Media Privatisation and Conglomeration
The race is on to further privatize the internet, says Jeff Chester, executive director of the Center for Digital Democracy.
"The Internet's early promise as a medium where text, audio, video and data can be freely exchanged and the public interest can be served is increasingly being relegated to history's dustbin," he writes. "Today, the part of the Net that is public and accessible is shrinking, while the part of the Net tied to round-the-clock billing is poised to grow exponentially...
"Of course, the last concern in corporate boardrooms and Congress is how the privatization of the Net will affect free speech and the public interest. Just as C-Span and public broadcasting were crumbs thrown to the public the last time new communications technologies were developed, there's been little talk about insulating public-interest uses from a more 'metered' Internet."

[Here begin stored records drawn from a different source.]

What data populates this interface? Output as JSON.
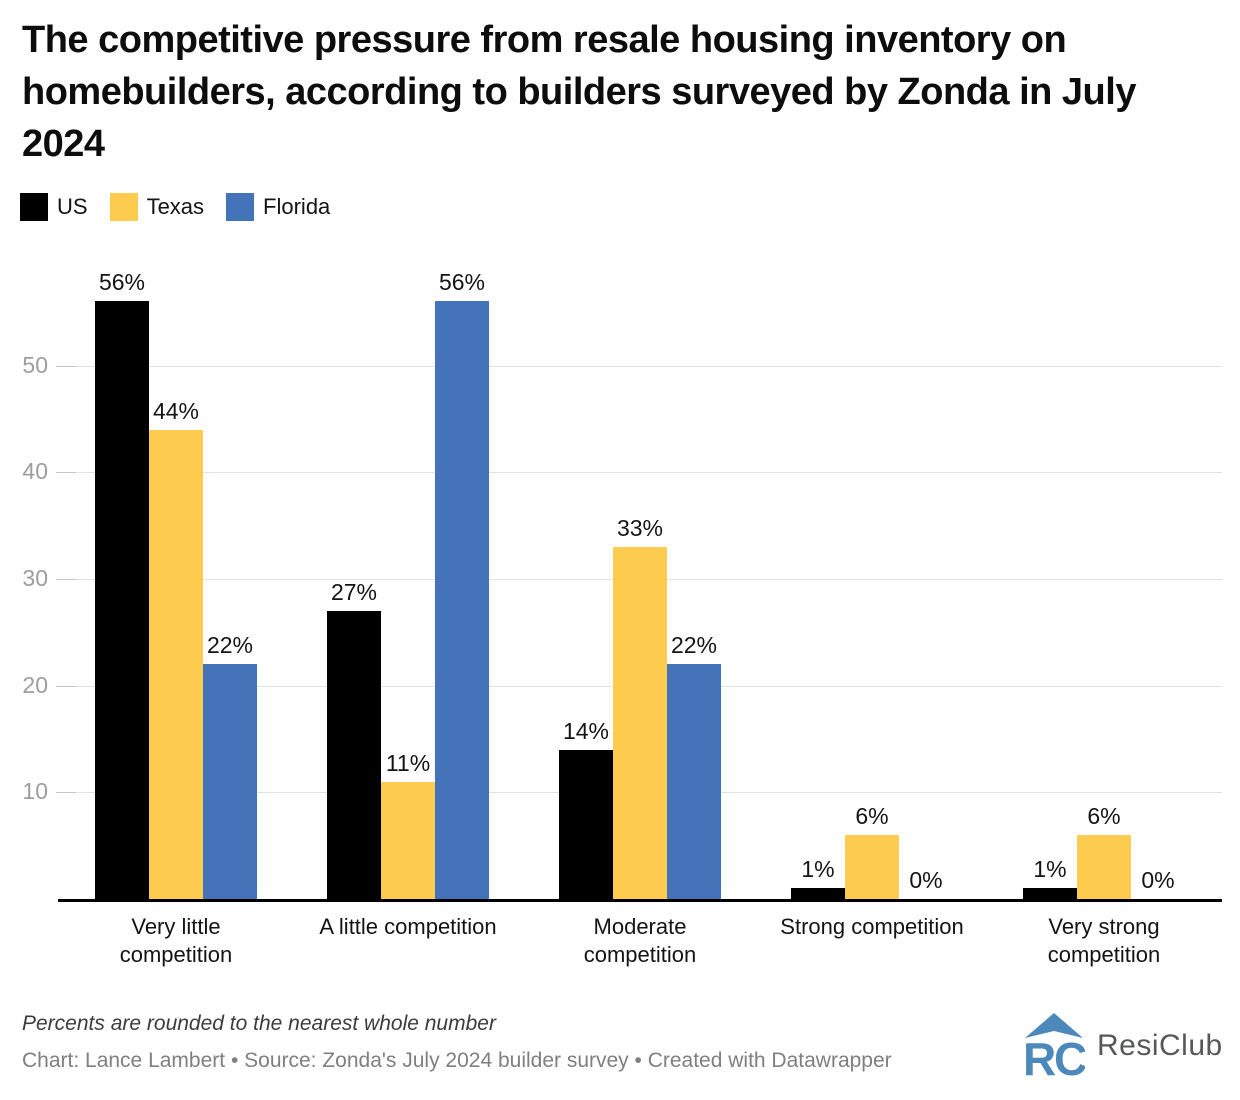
{
  "title": "The competitive pressure from resale housing inventory on homebuilders, according to builders surveyed by Zonda in July 2024",
  "chart_data": {
    "type": "bar",
    "title": "The competitive pressure from resale housing inventory on homebuilders, according to builders surveyed by Zonda in July 2024",
    "categories": [
      "Very little competition",
      "A little competition",
      "Moderate competition",
      "Strong competition",
      "Very strong competition"
    ],
    "category_display": [
      "Very little\ncompetition",
      "A little competition",
      "Moderate\ncompetition",
      "Strong competition",
      "Very strong\ncompetition"
    ],
    "series": [
      {
        "name": "US",
        "color": "#000000",
        "values": [
          56,
          27,
          14,
          1,
          1
        ]
      },
      {
        "name": "Texas",
        "color": "#FDCB4D",
        "values": [
          44,
          11,
          33,
          6,
          6
        ]
      },
      {
        "name": "Florida",
        "color": "#4473BA",
        "values": [
          22,
          56,
          22,
          0,
          0
        ]
      }
    ],
    "y_ticks": [
      10,
      20,
      30,
      40,
      50
    ],
    "ylim": [
      0,
      60
    ],
    "value_suffix": "%",
    "grid": true,
    "legend_position": "top-left",
    "xlabel": "",
    "ylabel": ""
  },
  "footer": {
    "note": "Percents are rounded to the nearest whole number",
    "byline": "Chart: Lance Lambert • Source: Zonda's July 2024 builder survey • Created with Datawrapper",
    "logo_text": "ResiClub"
  },
  "colors": {
    "grid": "#e2e2e2",
    "tick": "#c6c6c6",
    "tick_label": "#9d9d9d",
    "axis": "#000000",
    "text": "#141414",
    "logo_blue": "#4D88BB"
  }
}
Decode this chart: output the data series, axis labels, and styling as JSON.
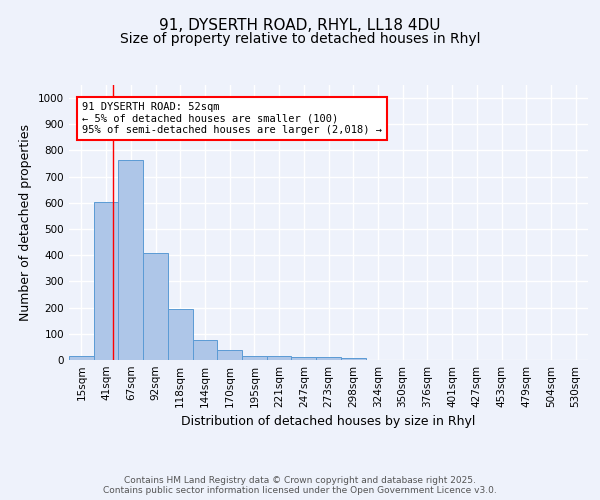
{
  "title_line1": "91, DYSERTH ROAD, RHYL, LL18 4DU",
  "title_line2": "Size of property relative to detached houses in Rhyl",
  "xlabel": "Distribution of detached houses by size in Rhyl",
  "ylabel": "Number of detached properties",
  "bin_labels": [
    "15sqm",
    "41sqm",
    "67sqm",
    "92sqm",
    "118sqm",
    "144sqm",
    "170sqm",
    "195sqm",
    "221sqm",
    "247sqm",
    "273sqm",
    "298sqm",
    "324sqm",
    "350sqm",
    "376sqm",
    "401sqm",
    "427sqm",
    "453sqm",
    "479sqm",
    "504sqm",
    "530sqm"
  ],
  "bar_values": [
    15,
    605,
    765,
    410,
    193,
    75,
    37,
    17,
    15,
    12,
    13,
    7,
    0,
    0,
    0,
    0,
    0,
    0,
    0,
    0,
    0
  ],
  "bar_color": "#aec6e8",
  "bar_edge_color": "#5b9bd5",
  "background_color": "#eef2fb",
  "grid_color": "#ffffff",
  "ylim": [
    0,
    1050
  ],
  "yticks": [
    0,
    100,
    200,
    300,
    400,
    500,
    600,
    700,
    800,
    900,
    1000
  ],
  "red_line_x": 1.3,
  "annotation_text": "91 DYSERTH ROAD: 52sqm\n← 5% of detached houses are smaller (100)\n95% of semi-detached houses are larger (2,018) →",
  "footer_text": "Contains HM Land Registry data © Crown copyright and database right 2025.\nContains public sector information licensed under the Open Government Licence v3.0.",
  "title_fontsize": 11,
  "title2_fontsize": 10,
  "label_fontsize": 9,
  "tick_fontsize": 7.5,
  "annot_fontsize": 7.5,
  "footer_fontsize": 6.5
}
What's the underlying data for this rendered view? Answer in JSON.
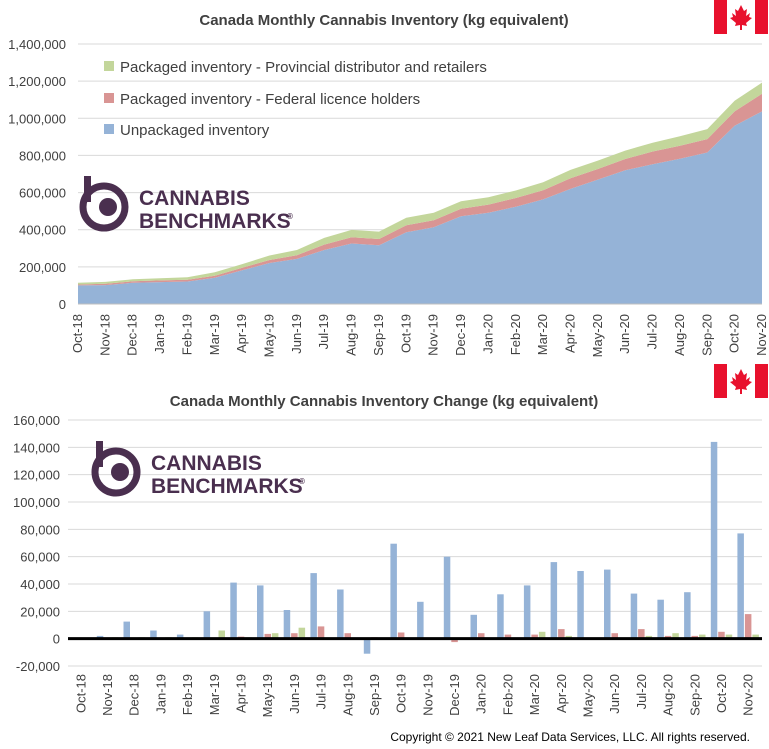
{
  "logo": {
    "line1": "CANNABIS",
    "line2": "BENCHMARKS",
    "mark": "®"
  },
  "copyright": "Copyright © 2021 New Leaf Data Services, LLC. All rights reserved.",
  "colors": {
    "unpackaged": "#95b3d7",
    "federal": "#d99594",
    "provincial": "#c3d69b",
    "brand": "#4a2f4f",
    "flag_red": "#e8112d"
  },
  "chart_data": [
    {
      "type": "area",
      "stacked": true,
      "title": "Canada Monthly  Cannabis  Inventory  (kg equivalent)",
      "categories": [
        "Oct-18",
        "Nov-18",
        "Dec-18",
        "Jan-19",
        "Feb-19",
        "Mar-19",
        "Apr-19",
        "May-19",
        "Jun-19",
        "Jul-19",
        "Aug-19",
        "Sep-19",
        "Oct-19",
        "Nov-19",
        "Dec-19",
        "Jan-20",
        "Feb-20",
        "Mar-20",
        "Apr-20",
        "May-20",
        "Jun-20",
        "Jul-20",
        "Aug-20",
        "Sep-20",
        "Oct-20",
        "Nov-20"
      ],
      "ylim": [
        0,
        1400000
      ],
      "yticks": [
        "0",
        "200,000",
        "400,000",
        "600,000",
        "800,000",
        "1,000,000",
        "1,200,000",
        "1,400,000"
      ],
      "legend_position": "top-left",
      "series": [
        {
          "name": "Unpackaged inventory",
          "values": [
            100000,
            102000,
            114000,
            118000,
            121000,
            141000,
            182000,
            221000,
            243000,
            291000,
            326000,
            316000,
            386000,
            413000,
            473000,
            491000,
            524000,
            563000,
            620000,
            670000,
            720000,
            753000,
            782000,
            816000,
            960000,
            1037000
          ]
        },
        {
          "name": "Packaged inventory - Federal licence holders",
          "values": [
            5000,
            7000,
            8000,
            9000,
            10000,
            11000,
            13000,
            16000,
            20000,
            29000,
            33000,
            34000,
            38000,
            38000,
            40000,
            44000,
            47000,
            50000,
            57000,
            57000,
            61000,
            68000,
            70000,
            72000,
            77000,
            95000
          ]
        },
        {
          "name": "Packaged inventory - Provincial distributor and retailers",
          "values": [
            9000,
            10000,
            11000,
            12000,
            13000,
            19000,
            20000,
            24000,
            28000,
            36000,
            40000,
            40000,
            40000,
            40000,
            40000,
            40000,
            40000,
            43000,
            45000,
            45000,
            45000,
            47000,
            51000,
            54000,
            57000,
            60000
          ]
        }
      ]
    },
    {
      "type": "bar",
      "title": "Canada Monthly Cannabis Inventory Change (kg equivalent)",
      "categories": [
        "Oct-18",
        "Nov-18",
        "Dec-18",
        "Jan-19",
        "Feb-19",
        "Mar-19",
        "Apr-19",
        "May-19",
        "Jun-19",
        "Jul-19",
        "Aug-19",
        "Sep-19",
        "Oct-19",
        "Nov-19",
        "Dec-19",
        "Jan-20",
        "Feb-20",
        "Mar-20",
        "Apr-20",
        "May-20",
        "Jun-20",
        "Jul-20",
        "Aug-20",
        "Sep-20",
        "Oct-20",
        "Nov-20"
      ],
      "ylim": [
        -20000,
        160000
      ],
      "yticks": [
        "-20,000",
        "0",
        "20,000",
        "40,000",
        "60,000",
        "80,000",
        "100,000",
        "120,000",
        "140,000",
        "160,000"
      ],
      "series": [
        {
          "name": "Unpackaged inventory",
          "values": [
            0,
            2000,
            12500,
            6000,
            3000,
            20000,
            41000,
            39000,
            21000,
            48000,
            36000,
            -11000,
            69500,
            27000,
            60000,
            17500,
            32500,
            39000,
            56000,
            49500,
            50500,
            33000,
            28500,
            34000,
            144000,
            77000
          ]
        },
        {
          "name": "Packaged inventory - Federal licence holders",
          "values": [
            0,
            500,
            800,
            700,
            500,
            500,
            1500,
            3500,
            4000,
            9000,
            4000,
            1000,
            4500,
            0,
            -2500,
            4000,
            3000,
            3000,
            7000,
            0,
            4000,
            7000,
            2000,
            2000,
            5000,
            18000
          ]
        },
        {
          "name": "Packaged inventory - Provincial distributor and retailers",
          "values": [
            0,
            1000,
            1000,
            1000,
            1000,
            6000,
            1000,
            4000,
            8000,
            500,
            0,
            0,
            0,
            0,
            0,
            0,
            0,
            5000,
            2000,
            0,
            0,
            2000,
            4000,
            3000,
            3000,
            3000
          ]
        }
      ]
    }
  ]
}
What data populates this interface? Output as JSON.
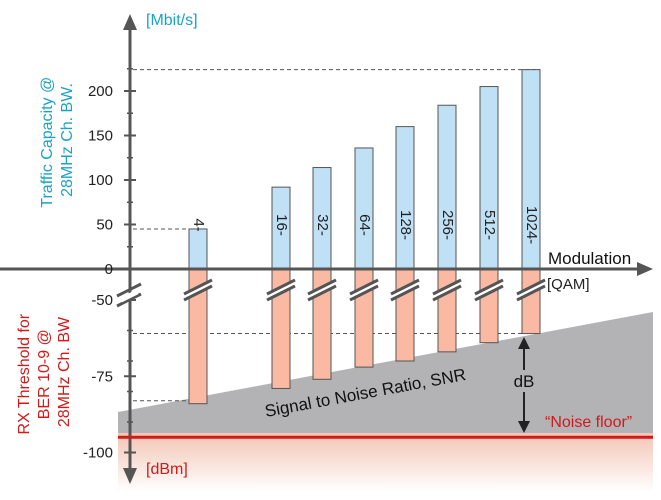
{
  "chart_data": {
    "type": "bar",
    "categories": [
      "4-",
      "16-",
      "32-",
      "64-",
      "128-",
      "256-",
      "512-",
      "1024-"
    ],
    "series": [
      {
        "values": [
          45,
          92,
          114,
          136,
          160,
          184,
          205,
          224
        ]
      },
      {
        "values": [
          -84,
          -79,
          -76,
          -72,
          -70,
          -67,
          -64,
          -61
        ]
      }
    ],
    "upper_axis": {
      "label": "Traffic Capacity @ 28MHz Ch. BW.",
      "unit": "[Mbit/s]",
      "ticks": [
        "0",
        "50",
        "100",
        "150",
        "200"
      ],
      "ylim": [
        0,
        240
      ]
    },
    "lower_axis": {
      "label": "RX Threshold for BER 10-9 @ 28MHz Ch. BW",
      "unit": "[dBm]",
      "ticks": [
        "-50",
        "-75",
        "-100"
      ],
      "ylim": [
        -105,
        -48
      ]
    },
    "x_axis": {
      "label": "Modulation",
      "unit": "[QAM]"
    },
    "annotations": {
      "snr_label": "Signal to Noise Ratio, SNR",
      "db_label": "dB",
      "noise_floor_label": "“Noise floor”",
      "noise_floor_value": -95
    },
    "colors": {
      "upper_bar": "#bfe0f5",
      "lower_bar": "#f9b9a2",
      "upper_axis_text": "#1aa3c4",
      "lower_axis_text": "#d11a1a",
      "noise_floor": "#d11a1a",
      "snr_region": "#b3b2b5"
    }
  }
}
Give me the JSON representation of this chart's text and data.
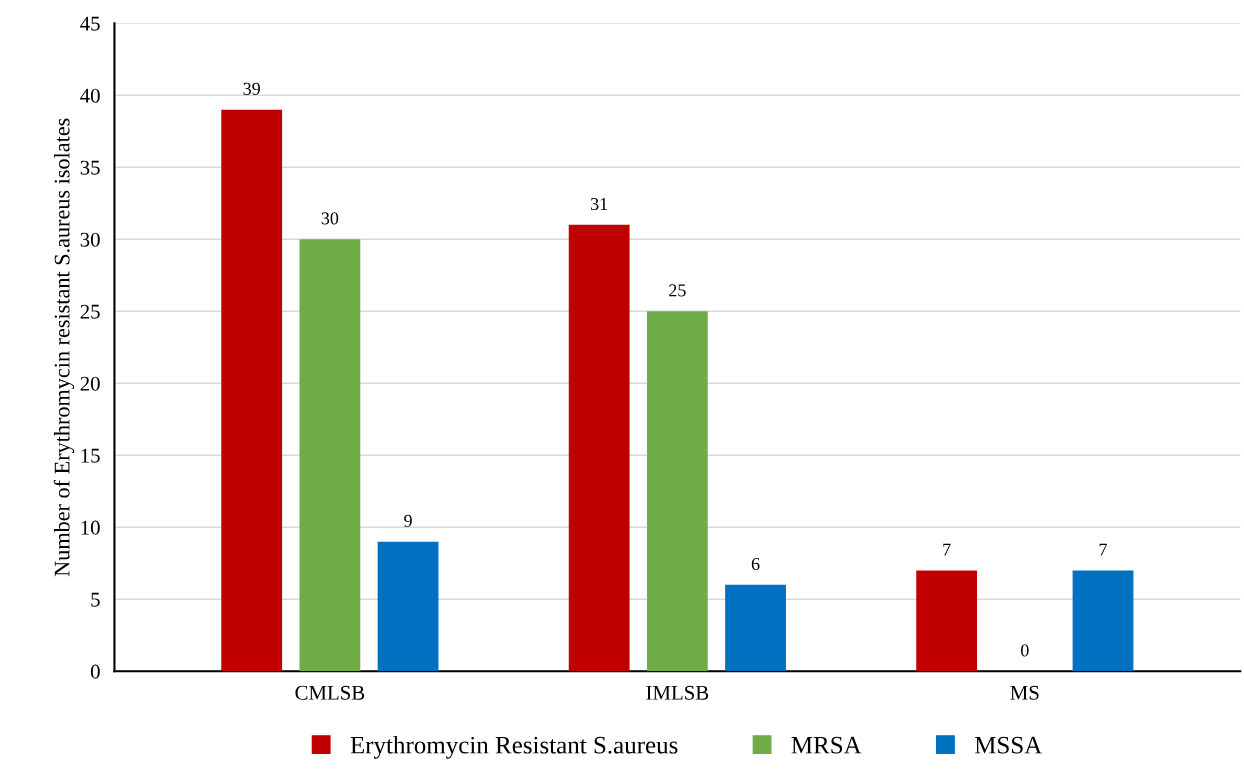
{
  "chart_data": {
    "type": "bar",
    "ylabel": "Number of Erythromycin resistant S.aureus isolates",
    "categories": [
      "CMLSB",
      "IMLSB",
      "MS"
    ],
    "series": [
      {
        "name": "Erythromycin Resistant S.aureus",
        "color": "#c00000",
        "values": [
          39,
          31,
          7
        ]
      },
      {
        "name": "MRSA",
        "color": "#70ad47",
        "values": [
          30,
          25,
          0
        ]
      },
      {
        "name": "MSSA",
        "color": "#0070c0",
        "values": [
          9,
          6,
          7
        ]
      }
    ],
    "ylim": [
      0,
      45
    ],
    "yticks": [
      0,
      5,
      10,
      15,
      20,
      25,
      30,
      35,
      40,
      45
    ],
    "grid": "y",
    "legend": "bottom",
    "data_labels": true
  }
}
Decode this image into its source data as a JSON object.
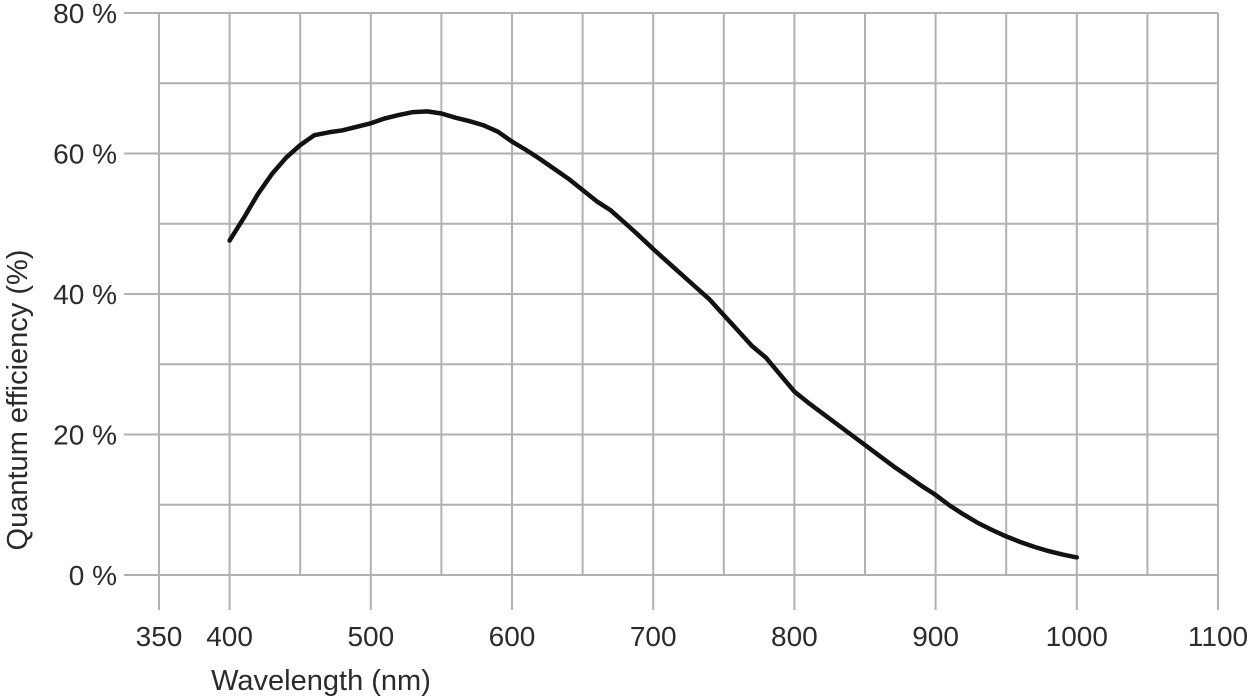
{
  "chart_data": {
    "type": "line",
    "title": "",
    "xlabel": "Wavelength (nm)",
    "ylabel": "Quantum efficiency (%)",
    "xlim": [
      350,
      1100
    ],
    "ylim": [
      0,
      80
    ],
    "x_grid_step": 50,
    "y_grid_step": 10,
    "grid": true,
    "legend": false,
    "x_tick_values": [
      350,
      400,
      500,
      600,
      700,
      800,
      900,
      1000,
      1100
    ],
    "x_tick_labels": [
      "350",
      "400",
      "500",
      "600",
      "700",
      "800",
      "900",
      "1000",
      "1100"
    ],
    "y_tick_values": [
      0,
      20,
      40,
      60,
      80
    ],
    "y_tick_labels": [
      "0 %",
      "20 %",
      "40 %",
      "60 %",
      "80 %"
    ],
    "colors": {
      "line": "#121212",
      "grid": "#b1b1b1",
      "text": "#2b2b2b",
      "background": "#ffffff"
    },
    "series": [
      {
        "points": [
          [
            400,
            47.6
          ],
          [
            410,
            50.8
          ],
          [
            420,
            54.2
          ],
          [
            430,
            57.1
          ],
          [
            440,
            59.4
          ],
          [
            450,
            61.2
          ],
          [
            460,
            62.6
          ],
          [
            470,
            63.0
          ],
          [
            480,
            63.3
          ],
          [
            490,
            63.8
          ],
          [
            500,
            64.3
          ],
          [
            510,
            65.0
          ],
          [
            520,
            65.5
          ],
          [
            530,
            65.9
          ],
          [
            540,
            66.0
          ],
          [
            550,
            65.7
          ],
          [
            560,
            65.1
          ],
          [
            570,
            64.6
          ],
          [
            580,
            64.0
          ],
          [
            590,
            63.1
          ],
          [
            600,
            61.7
          ],
          [
            610,
            60.5
          ],
          [
            620,
            59.2
          ],
          [
            630,
            57.8
          ],
          [
            640,
            56.4
          ],
          [
            650,
            54.8
          ],
          [
            660,
            53.2
          ],
          [
            670,
            51.9
          ],
          [
            680,
            50.1
          ],
          [
            690,
            48.3
          ],
          [
            700,
            46.4
          ],
          [
            710,
            44.6
          ],
          [
            720,
            42.8
          ],
          [
            730,
            41.0
          ],
          [
            740,
            39.2
          ],
          [
            750,
            37.0
          ],
          [
            760,
            34.8
          ],
          [
            770,
            32.6
          ],
          [
            780,
            30.9
          ],
          [
            790,
            28.5
          ],
          [
            800,
            26.1
          ],
          [
            810,
            24.5
          ],
          [
            820,
            23.0
          ],
          [
            830,
            21.5
          ],
          [
            840,
            20.0
          ],
          [
            850,
            18.5
          ],
          [
            860,
            17.0
          ],
          [
            870,
            15.5
          ],
          [
            880,
            14.1
          ],
          [
            890,
            12.7
          ],
          [
            900,
            11.4
          ],
          [
            910,
            9.9
          ],
          [
            920,
            8.6
          ],
          [
            930,
            7.4
          ],
          [
            940,
            6.4
          ],
          [
            950,
            5.5
          ],
          [
            960,
            4.7
          ],
          [
            970,
            4.0
          ],
          [
            980,
            3.4
          ],
          [
            990,
            2.9
          ],
          [
            1000,
            2.5
          ]
        ]
      }
    ]
  }
}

A related article from Newsweek's Robert J. Samuelson argues, broadly, that such privatisation has positive effects. A "tyranny of the market," he suggests, brings "a triumph of popular tastes."
The assumed wisdom, Samuelson declares, is that the FCC's recent decision to lessen media ownership restrictions "will worsen the menacing concentration of media power and that this will—to exaggerate only slightly—imperil free speech, the diversity of opinion and perhaps democracy itself. All this is more than overwrought; it completely misrepresents reality."